Now, it is broadly agreed that we'd like to see the economy grow, and by implication that we'd like to see a relatively larger share of national output being in the VAT-able sector, whether that's having your car repaired, having your hair cut, having a meal out and visiting the cinema, having your will drafted by a solicitor, having a new kitchen built etc.

And because we are a very advanced economy, a lot of us work as car mechanics, hairdressers, chefs and waiters, in cinemas, as solicitors or kitchen fitters etc. The people who work in those sectors (or run those businesses) derive income from it - your 'spending' is their 'income'. £100 you spend on a car repair is £100 income for a mechanic. Spending £10 on a hair cut is £10 income for the barber. £20 you spend in a restaurant represents £20 income for the restaurateur, his waters, chefs etc.

So if we took these twats at their word - and went with the myth that 'the consumer pays the tax - so it's a voluntary tax' - we'd spend less on car repairs, hair cuts etc; and the incomes of car mechanics, hairdressers etc would fall. So their income falls as a direct result of the VAT increase. Is that reduction in their incomes in any way voluntary from their point of view?

To argue that the reduction in their income is in any way voluntary is about as cretinous as the argument that while the smoking ban may have harmed the pub trade, there is nothing stopping people who used to work in pubs from getting a job somewhere else. Or that the fox hunting ban didn't hurt people who used to look after the horses and hounds and all that stuff.

5 comments:

Lola said...

/T but related. Did you also hear the fatuous bint from the Institute for Housing (or something equally bollocky) on R4 banging on about housing shortages and the rest of it?

Steven_L said...

I'm starting to think tax decentralisation is the only way forward MW.

Like in Canada, a central collection mechanism for economies of scale, but local government imposes the sales taxes and land value taxes it wants (or hopefully that the electorate want) but receives no central government grants.

Hopefully some regions might see the light and other will follow. These Treasury bowler hats are slippery and unimaginative.

Mark Wadsworth said...

L, no I didn't. R4 is on between 7 and 7.30 but I doze through most of it.

S_L, now you're talking! Local sales tax is straight out of UKIP textbook (and it's still a shit tax but subject to democratic accountability at least). All LVT is good, whether local or national (but not international, of course).

Tim Almond said...

Local sales taxes are just bloody dreadful. I'd rather have VAT.

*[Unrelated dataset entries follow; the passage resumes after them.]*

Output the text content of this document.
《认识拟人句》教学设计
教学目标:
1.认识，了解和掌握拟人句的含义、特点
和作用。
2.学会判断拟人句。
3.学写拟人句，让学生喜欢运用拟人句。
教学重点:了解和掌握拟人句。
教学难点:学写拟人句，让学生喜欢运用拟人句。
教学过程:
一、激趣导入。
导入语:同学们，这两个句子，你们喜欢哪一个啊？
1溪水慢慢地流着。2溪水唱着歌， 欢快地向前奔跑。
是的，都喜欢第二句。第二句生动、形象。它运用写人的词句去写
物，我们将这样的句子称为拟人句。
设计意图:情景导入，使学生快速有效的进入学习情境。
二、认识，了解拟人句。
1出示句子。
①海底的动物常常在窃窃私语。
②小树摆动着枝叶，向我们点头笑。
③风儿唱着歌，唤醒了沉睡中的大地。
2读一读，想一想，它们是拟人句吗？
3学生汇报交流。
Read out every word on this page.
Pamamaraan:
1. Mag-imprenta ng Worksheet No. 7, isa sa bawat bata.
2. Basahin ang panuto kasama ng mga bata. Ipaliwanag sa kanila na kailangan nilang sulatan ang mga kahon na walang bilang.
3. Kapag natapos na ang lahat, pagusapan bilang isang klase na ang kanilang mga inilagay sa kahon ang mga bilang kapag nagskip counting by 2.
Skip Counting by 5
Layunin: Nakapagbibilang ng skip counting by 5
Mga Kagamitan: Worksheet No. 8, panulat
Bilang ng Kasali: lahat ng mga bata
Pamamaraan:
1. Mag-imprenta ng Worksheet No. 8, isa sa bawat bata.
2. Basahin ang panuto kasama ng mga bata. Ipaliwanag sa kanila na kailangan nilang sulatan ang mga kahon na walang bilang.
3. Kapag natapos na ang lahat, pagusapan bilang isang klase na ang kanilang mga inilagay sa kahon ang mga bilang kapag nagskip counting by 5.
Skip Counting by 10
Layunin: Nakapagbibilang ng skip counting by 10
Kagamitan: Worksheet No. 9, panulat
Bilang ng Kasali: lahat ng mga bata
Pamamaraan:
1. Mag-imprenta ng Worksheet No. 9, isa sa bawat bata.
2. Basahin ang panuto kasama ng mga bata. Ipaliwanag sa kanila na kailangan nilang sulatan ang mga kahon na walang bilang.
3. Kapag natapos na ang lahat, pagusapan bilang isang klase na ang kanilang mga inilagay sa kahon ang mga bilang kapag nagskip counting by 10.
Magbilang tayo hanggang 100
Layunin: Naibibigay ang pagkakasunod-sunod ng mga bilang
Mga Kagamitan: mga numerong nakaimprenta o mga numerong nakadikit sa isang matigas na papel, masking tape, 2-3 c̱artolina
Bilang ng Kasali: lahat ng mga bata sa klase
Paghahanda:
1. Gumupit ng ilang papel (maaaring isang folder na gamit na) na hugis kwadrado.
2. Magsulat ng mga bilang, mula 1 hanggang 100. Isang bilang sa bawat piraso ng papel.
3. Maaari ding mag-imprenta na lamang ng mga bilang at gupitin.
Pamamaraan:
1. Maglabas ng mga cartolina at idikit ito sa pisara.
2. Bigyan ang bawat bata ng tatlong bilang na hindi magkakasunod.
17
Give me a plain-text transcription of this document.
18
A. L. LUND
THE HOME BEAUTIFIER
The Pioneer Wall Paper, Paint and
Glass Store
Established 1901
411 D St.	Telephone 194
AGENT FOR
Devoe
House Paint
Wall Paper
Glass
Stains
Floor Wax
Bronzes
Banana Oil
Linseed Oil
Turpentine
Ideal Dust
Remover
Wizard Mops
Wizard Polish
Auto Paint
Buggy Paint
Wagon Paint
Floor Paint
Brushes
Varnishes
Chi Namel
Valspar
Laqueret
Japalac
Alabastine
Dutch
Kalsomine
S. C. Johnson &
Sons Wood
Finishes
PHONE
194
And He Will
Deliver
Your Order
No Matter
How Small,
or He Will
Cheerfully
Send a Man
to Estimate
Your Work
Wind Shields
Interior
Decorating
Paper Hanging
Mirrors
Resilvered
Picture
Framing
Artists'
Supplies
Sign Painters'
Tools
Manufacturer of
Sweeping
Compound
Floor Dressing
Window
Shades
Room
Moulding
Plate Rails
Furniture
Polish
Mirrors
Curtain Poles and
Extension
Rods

You'll end up with high-spending councils just sticking the sales tax up and getting themselves in the crap with it because all their businesses disappear, and then central government will come along and end up bailing them out anyway.

A few sales taxes make sense because of external effects, but I can't really see much difference between the effect of burning petrol in Lymington or Birmingham.

I'm struggling to think of a situation where local sales taxes actually make much sense.

Anonymous said...

As you rightly imply, VAT is actually a very clumsy form of income tax.

The latest increase will just take money out of the productive economy and place it in the hands of the state.